Designing the Operas Within the Opera in The Phoenix | Playbill

Classic Arts Features Designing the Operas Within the Opera in The Phoenix David Farley contributes sets and costumes to the world premiere at Houston Grand Opera, which runs April 26–May 10.
Cast of The Phoenix Lynn Lane

When The Phoenix begins performances at Houston Grand Opera April 26—or, to be more exact, when The Phoenix, or The Operatic Adventures of Lorenzo Da Ponte on Two Continents in Two Acts—the world premiere from composer Tarik O’Regan and librettist John Caird will take audiences into the world of Mozart’s librettist Da Ponte. And like any good backstage musical, it will feature some revealing point-of-view sets, from designer David Farley.

Working on the world premiere of anything is always an exhilarating balancing act, and perhaps no more so than the world premiere of an opera—especially one with as epic a subject as The Phoenix. Following the trials and tribulations of Da Ponte after he was banished from Venice for a scandalous life (one that involved being a priest and poet with a secret family), the opera finds him writing the libretti for Cosi fan tutte and The Marriage of Figaro, before eventually turning to New York City and establishing its first opera company in 1833.

We spoke to Farley about his designs, working based on just a libretto, and representing the rehearsal process on stage.

Production Photos: Houston Grand Opera's The Phoenix

On designing without having the whole show completed.
I’ve done my fair share of new plays, new musicals, but this is certainly my first new opera. I guess the striking difference for me is never having really heard it. Throughout the design process—which is way advanced from other shows, having to deliver almost a year before we start production—the piece was being finished, so there were some bits of what the music might be right. I’ve seen it come to life to a certain extent in the rehearsal room, listening to the chorus, and that’s been fabulous but the sitzprobe was the first time I ever got a flavor.

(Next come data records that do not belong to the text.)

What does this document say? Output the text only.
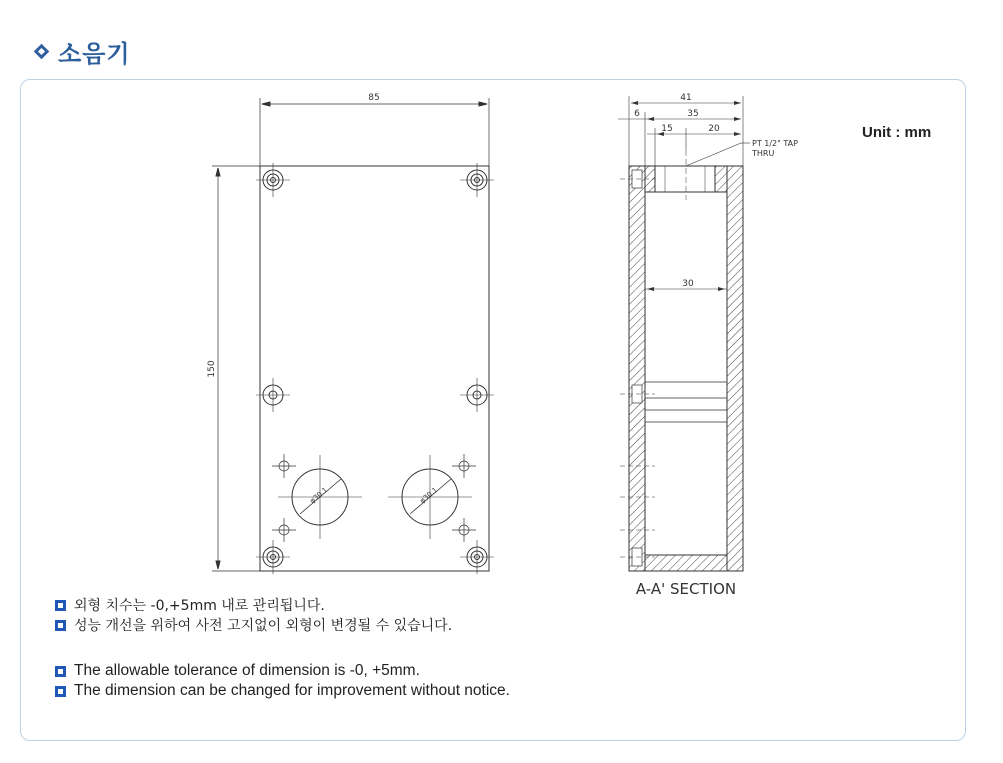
소음기
85
150
φ30.1	φ30.1
41
6	35
15	20
30
PT 1/2" TAP
THRU
A-A' SECTION
Unit : mm
외형 치수는 -0,+5mm 내로 관리됩니다.
성능 개선을 위하여 사전 고지없이 외형이 변경될 수 있습니다.
The allowable tolerance of dimension is -0, +5mm.
The dimension can be changed for improvement without notice.
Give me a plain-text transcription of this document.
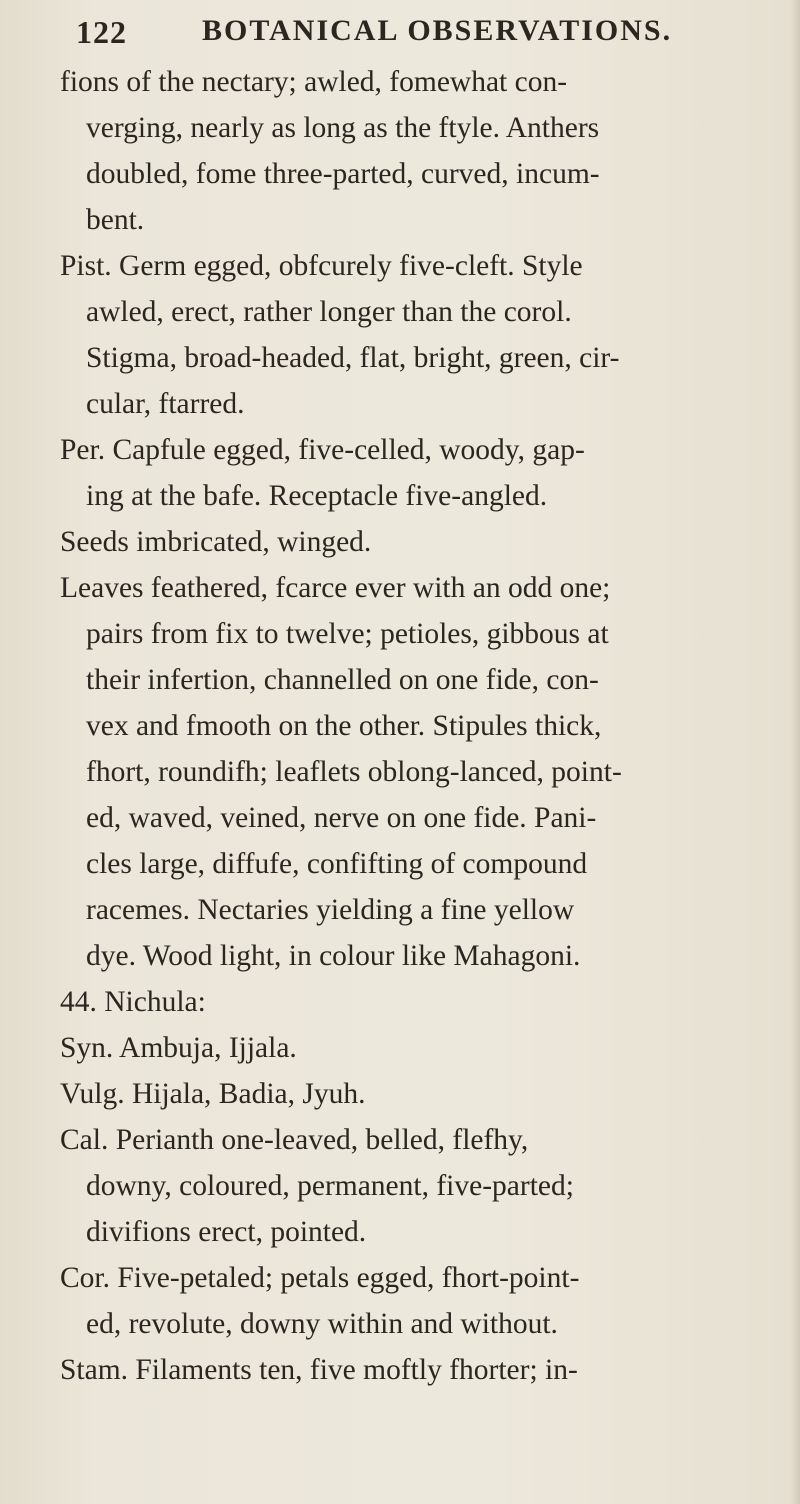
122	BOTANICAL OBSERVATIONS.
fions of the nectary; awled, fomewhat con-
verging, nearly as long as the ftyle. Anthers
doubled, fome three-parted, curved, incum-
bent.
Pist. Germ egged, obfcurely five-cleft. Style
awled, erect, rather longer than the corol.
Stigma, broad-headed, flat, bright, green, cir-
cular, ftarred.
Per. Capfule egged, five-celled, woody, gap-
ing at the bafe. Receptacle five-angled.
Seeds imbricated, winged.
Leaves feathered, fcarce ever with an odd one;
pairs from fix to twelve; petioles, gibbous at
their infertion, channelled on one fide, con-
vex and fmooth on the other. Stipules thick,
fhort, roundifh; leaflets oblong-lanced, point-
ed, waved, veined, nerve on one fide. Pani-
cles large, diffufe, confifting of compound
racemes. Nectaries yielding a fine yellow
dye. Wood light, in colour like Mahagoni.
44. Nichula:
Syn. Ambuja, Ijjala.
Vulg. Hijala, Badia, Jyuh.
Cal. Perianth one-leaved, belled, flefhy,
downy, coloured, permanent, five-parted;
divifions erect, pointed.
Cor. Five-petaled; petals egged, fhort-point-
ed, revolute, downy within and without.
Stam. Filaments ten, five moftly fhorter; in-
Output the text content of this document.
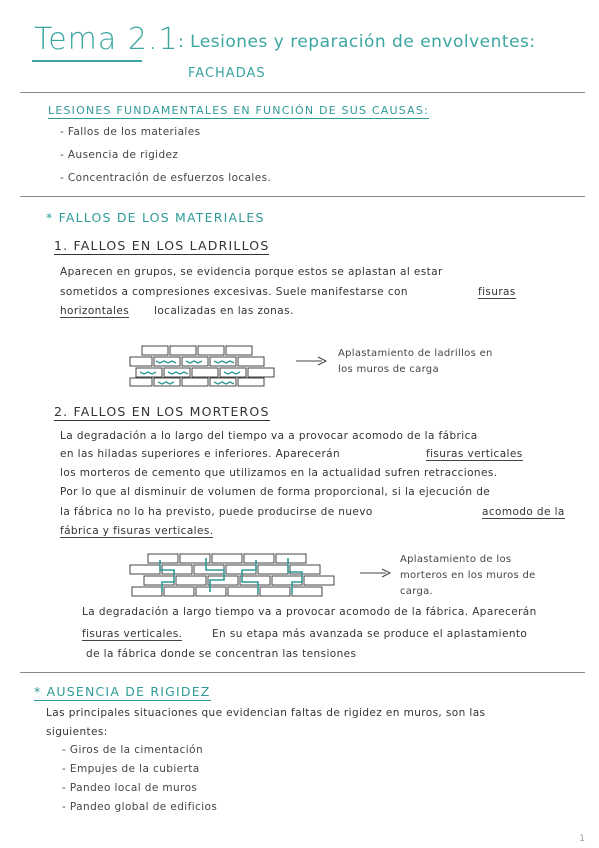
Tema 2.1 : Lesiones y reparación de envolventes:
FACHADAS
LESIONES FUNDAMENTALES EN FUNCIÓN DE SUS CAUSAS:
- Fallos de los materiales
- Ausencia de rigidez
- Concentración de esfuerzos locales.
* FALLOS DE LOS MATERIALES
1. FALLOS EN LOS LADRILLOS
Aparecen en grupos, se evidencia porque estos se aplastan al estar
sometidos a compresiones excesivas. Suele manifestarse con	fisuras
horizontales localizadas en las zonas.
Aplastamiento de ladrillos en
los muros de carga
2. FALLOS EN LOS MORTEROS
La degradación a lo largo del tiempo va a provocar acomodo de la fábrica
en las hiladas superiores e inferiores. Aparecerán	fisuras verticales
los morteros de cemento que utilizamos en la actualidad sufren retracciones.
Por lo que al disminuir de volumen de forma proporcional, si la ejecución de
la fábrica no lo ha previsto, puede producirse de nuevo	acomodo de la
fábrica y fisuras verticales.
Aplastamiento de los
morteros en los muros de
carga.
La degradación a largo tiempo va a provocar acomodo de la fábrica. Aparecerán
fisuras verticales.	En su etapa más avanzada se produce el aplastamiento
de la fábrica donde se concentran las tensiones
* AUSENCIA DE RIGIDEZ
Las principales situaciones que evidencian faltas de rigidez en muros, son las
siguientes:
- Giros de la cimentación
- Empujes de la cubierta
- Pandeo local de muros
- Pandeo global de edificios
1
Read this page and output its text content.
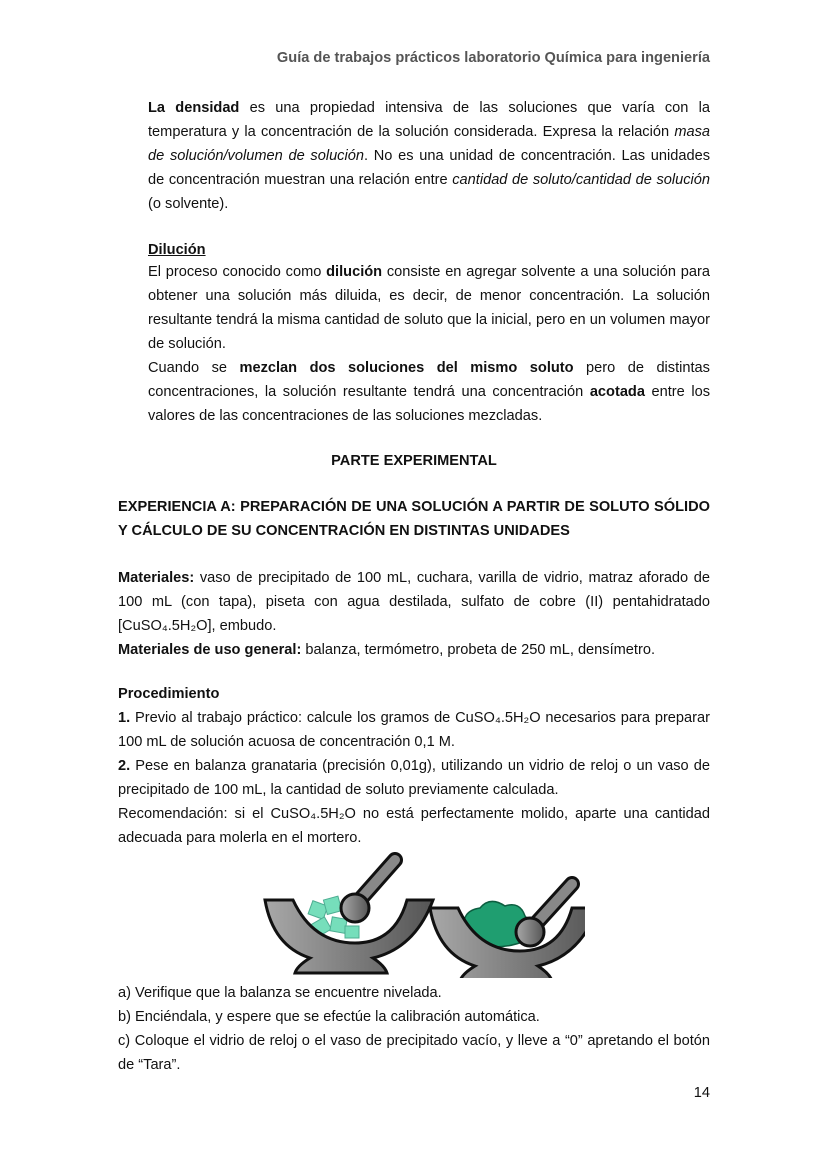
Guía de trabajos prácticos laboratorio Química para ingeniería
La densidad es una propiedad intensiva de las soluciones que varía con la temperatura y la concentración de la solución considerada. Expresa la relación masa de solución/volumen de solución. No es una unidad de concentración. Las unidades de concentración muestran una relación entre cantidad de soluto/cantidad de solución (o solvente).
Dilución
El proceso conocido como dilución consiste en agregar solvente a una solución para obtener una solución más diluida, es decir, de menor concentración. La solución resultante tendrá la misma cantidad de soluto que la inicial, pero en un volumen mayor de solución.
Cuando se mezclan dos soluciones del mismo soluto pero de distintas concentraciones, la solución resultante tendrá una concentración acotada entre los valores de las concentraciones de las soluciones mezcladas.
PARTE EXPERIMENTAL
EXPERIENCIA A: PREPARACIÓN DE UNA SOLUCIÓN A PARTIR DE SOLUTO SÓLIDO Y CÁLCULO DE SU CONCENTRACIÓN EN DISTINTAS UNIDADES
Materiales: vaso de precipitado de 100 mL, cuchara, varilla de vidrio, matraz aforado de 100 mL (con tapa), piseta con agua destilada, sulfato de cobre (II) pentahidratado [CuSO₄.5H₂O], embudo.
Materiales de uso general: balanza, termómetro, probeta de 250 mL, densímetro.
Procedimiento
1. Previo al trabajo práctico: calcule los gramos de CuSO₄.5H₂O necesarios para preparar 100 mL de solución acuosa de concentración 0,1 M.
2. Pese en balanza granataria (precisión 0,01g), utilizando un vidrio de reloj o un vaso de precipitado de 100 mL, la cantidad de soluto previamente calculada.
Recomendación: si el CuSO₄.5H₂O no está perfectamente molido, aparte una cantidad adecuada para molerla en el mortero.
a) Verifique que la balanza se encuentre nivelada.
b) Enciéndala, y espere que se efectúe la calibración automática.
c) Coloque el vidrio de reloj o el vaso de precipitado vacío, y lleve a “0” apretando el botón de “Tara”.
14
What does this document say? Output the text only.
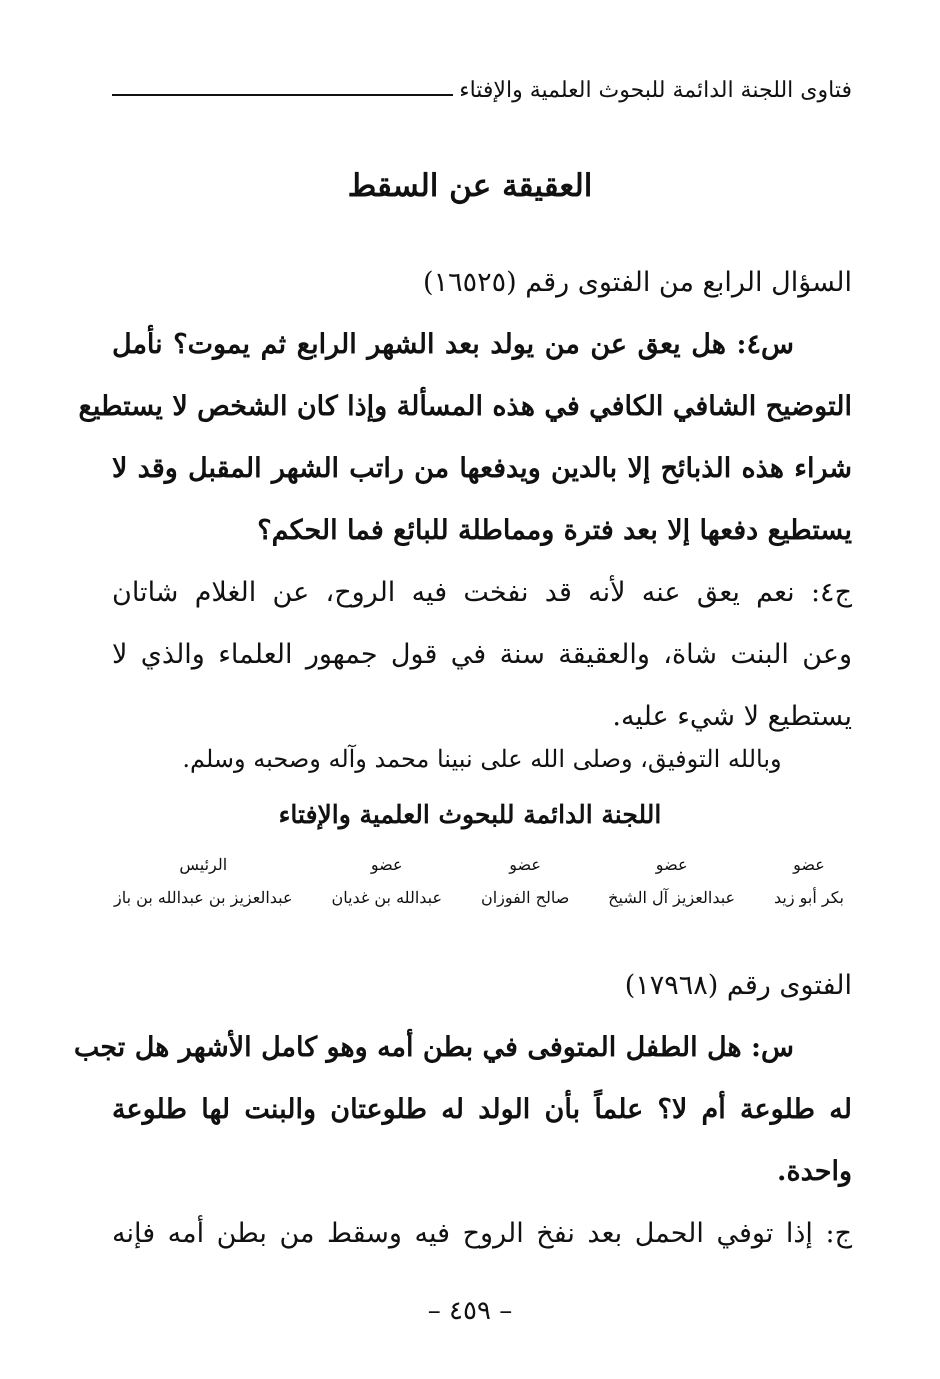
فتاوى اللجنة الدائمة للبحوث العلمية والإفتاء
العقيقة عن السقط
السؤال الرابع من الفتوى رقم (١٦٥٢٥)
س٤: هل يعق عن من يولد بعد الشهر الرابع ثم يموت؟ نأمل
التوضيح الشافي الكافي في هذه المسألة وإذا كان الشخص لا يستطيع
شراء هذه الذبائح إلا بالدين ويدفعها من راتب الشهر المقبل وقد لا
يستطيع دفعها إلا بعد فترة ومماطلة للبائع فما الحكم؟
ج٤: نعم يعق عنه لأنه قد نفخت فيه الروح، عن الغلام شاتان
وعن البنت شاة، والعقيقة سنة في قول جمهور العلماء والذي لا
يستطيع لا شيء عليه.
وبالله التوفيق، وصلى الله على نبينا محمد وآله وصحبه وسلم.
اللجنة الدائمة للبحوث العلمية والإفتاء
عضو
بكر أبو زيد
عضو
عبدالعزيز آل الشيخ
عضو
صالح الفوزان
عضو
عبدالله بن غديان
الرئيس
عبدالعزيز بن عبدالله بن باز
الفتوى رقم (١٧٩٦٨)
س: هل الطفل المتوفى في بطن أمه وهو كامل الأشهر هل تجب
له طلوعة أم لا؟ علماً بأن الولد له طلوعتان والبنت لها طلوعة
واحدة.
ج: إذا توفي الحمل بعد نفخ الروح فيه وسقط من بطن أمه فإنه
– ٤٥٩ –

On designing operas within the opera.
There’s a lot going on because of the opera in the opera. The guys putting the show on, then cutaways to people in the wings commenting on what’s going on onstage. These things become very clear delineations to aesthetically hit, and technically, jumping from so many incredible locations. There’s a fairly large time span which covers some fairly major shifts in costume fashion as well! So making sure all of that chronology works and makes sense and can be understood from the audience. That was the big thing, and cracking the dynamic of how to go from a presentational scene onstage to them changing the scene, as if we’re backstage with them as someone’s having an argument in the dressing room and someone is commenting on how many wives did this man have and how many children could he possibly have scattered across the world. And once that was solved, it came into place quite quickly and I was able to focus on a lot of costume changes.

On digging deep into the research.
The research was an awful lot of fun, looking at period theatres and period theatre technology. And some of these places that have been restored, like the amazing little theatre in Versailles, which is a gorgeous example of late-1700s theatrical technology. I was looking at that and other examples when I was designing this, and working with the paint shop who produce the cloths, getting them to approach this as traditionally as possible. Which was an awful lot of fun and one of our “takes” is this is supposed to be a rehearsal, so a lot of the cloths are incomplete to show the techniques of painting

The Phoenix runs April 26–May 10 at Houston Grand Opera.